Berkenaan dengan minat riset dari mahasiswa, Dr. Akhsin menegaskan bahwa mahasiswa di Indonesia dan luar negeri memiliki karakter yang berbeda sehingga penanganannya pun harus berbeda. Dr. Akhsin mencontohkan bahwa untuk mahasiswa sarjana, perlu ditanamkan bahwa pemeringkatan, pembelajaran, dan pencapaian, semuanya harus dicapai dan dilaksanakan secara individual agar muncul semangat. Kemudian, untuk mahasiswa pascasarjana, bisa dilakukan dengan menanamkan mindset bahwa tidak perlu menghasilkan karya terlalu besar, karena lebih baik menelurkan karya yang sedikit berbeda, tetapi hal itu adalah suatu kebaruan.
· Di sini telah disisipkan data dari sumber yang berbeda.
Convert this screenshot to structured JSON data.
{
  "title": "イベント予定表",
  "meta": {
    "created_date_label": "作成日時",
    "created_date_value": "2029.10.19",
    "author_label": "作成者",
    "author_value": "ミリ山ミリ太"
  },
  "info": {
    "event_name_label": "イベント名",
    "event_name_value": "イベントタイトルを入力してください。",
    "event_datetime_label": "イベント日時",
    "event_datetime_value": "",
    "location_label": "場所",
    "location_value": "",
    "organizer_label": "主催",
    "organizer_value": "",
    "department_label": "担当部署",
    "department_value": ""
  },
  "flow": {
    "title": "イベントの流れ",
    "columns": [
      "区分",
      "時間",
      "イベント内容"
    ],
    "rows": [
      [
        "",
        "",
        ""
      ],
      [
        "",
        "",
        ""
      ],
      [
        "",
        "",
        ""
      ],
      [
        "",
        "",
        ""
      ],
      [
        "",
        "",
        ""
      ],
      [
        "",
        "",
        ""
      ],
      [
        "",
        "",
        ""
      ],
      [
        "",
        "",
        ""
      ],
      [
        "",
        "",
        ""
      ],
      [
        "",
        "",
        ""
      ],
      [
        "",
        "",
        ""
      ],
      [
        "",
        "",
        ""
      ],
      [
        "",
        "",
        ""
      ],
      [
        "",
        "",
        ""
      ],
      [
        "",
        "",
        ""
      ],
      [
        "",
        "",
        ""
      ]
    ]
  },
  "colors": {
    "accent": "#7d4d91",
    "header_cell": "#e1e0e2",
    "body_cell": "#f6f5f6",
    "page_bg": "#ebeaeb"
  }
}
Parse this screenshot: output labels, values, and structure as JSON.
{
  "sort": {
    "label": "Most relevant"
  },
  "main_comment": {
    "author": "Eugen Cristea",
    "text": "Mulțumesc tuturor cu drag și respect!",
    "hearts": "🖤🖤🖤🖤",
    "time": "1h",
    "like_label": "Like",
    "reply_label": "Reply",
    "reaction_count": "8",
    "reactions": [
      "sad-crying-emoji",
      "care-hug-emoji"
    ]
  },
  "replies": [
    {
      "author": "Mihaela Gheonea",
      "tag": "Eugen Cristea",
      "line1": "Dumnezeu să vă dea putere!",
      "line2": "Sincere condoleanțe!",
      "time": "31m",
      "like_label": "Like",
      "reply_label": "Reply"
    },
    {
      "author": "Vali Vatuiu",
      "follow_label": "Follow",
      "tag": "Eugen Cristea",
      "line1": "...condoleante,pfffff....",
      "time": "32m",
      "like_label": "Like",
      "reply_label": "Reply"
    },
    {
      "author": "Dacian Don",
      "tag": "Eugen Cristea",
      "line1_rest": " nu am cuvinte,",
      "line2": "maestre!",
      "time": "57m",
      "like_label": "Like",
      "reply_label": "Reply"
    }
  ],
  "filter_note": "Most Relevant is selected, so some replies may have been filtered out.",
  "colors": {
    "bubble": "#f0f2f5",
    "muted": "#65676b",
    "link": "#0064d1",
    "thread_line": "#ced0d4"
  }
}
Menutup wawancara, Dr. Akhsin meminjam kutipan dari komika terkenal, yakni Pandji Pragiwaksono bahwa sedikit berbeda itu lebih baik daripada sedikit lebih baik.
“Sebisa mungkin, carilah sesuatu yang beda, karena sesuatu yang beda itu pasti terlihat.”
Ir. Muhammad Akhsin Muflikhun, S.T., MSME., Ph.D
(Gusti Purbo Darpitojati, Disunting oleh Humas FT: Taufik Rosyidi)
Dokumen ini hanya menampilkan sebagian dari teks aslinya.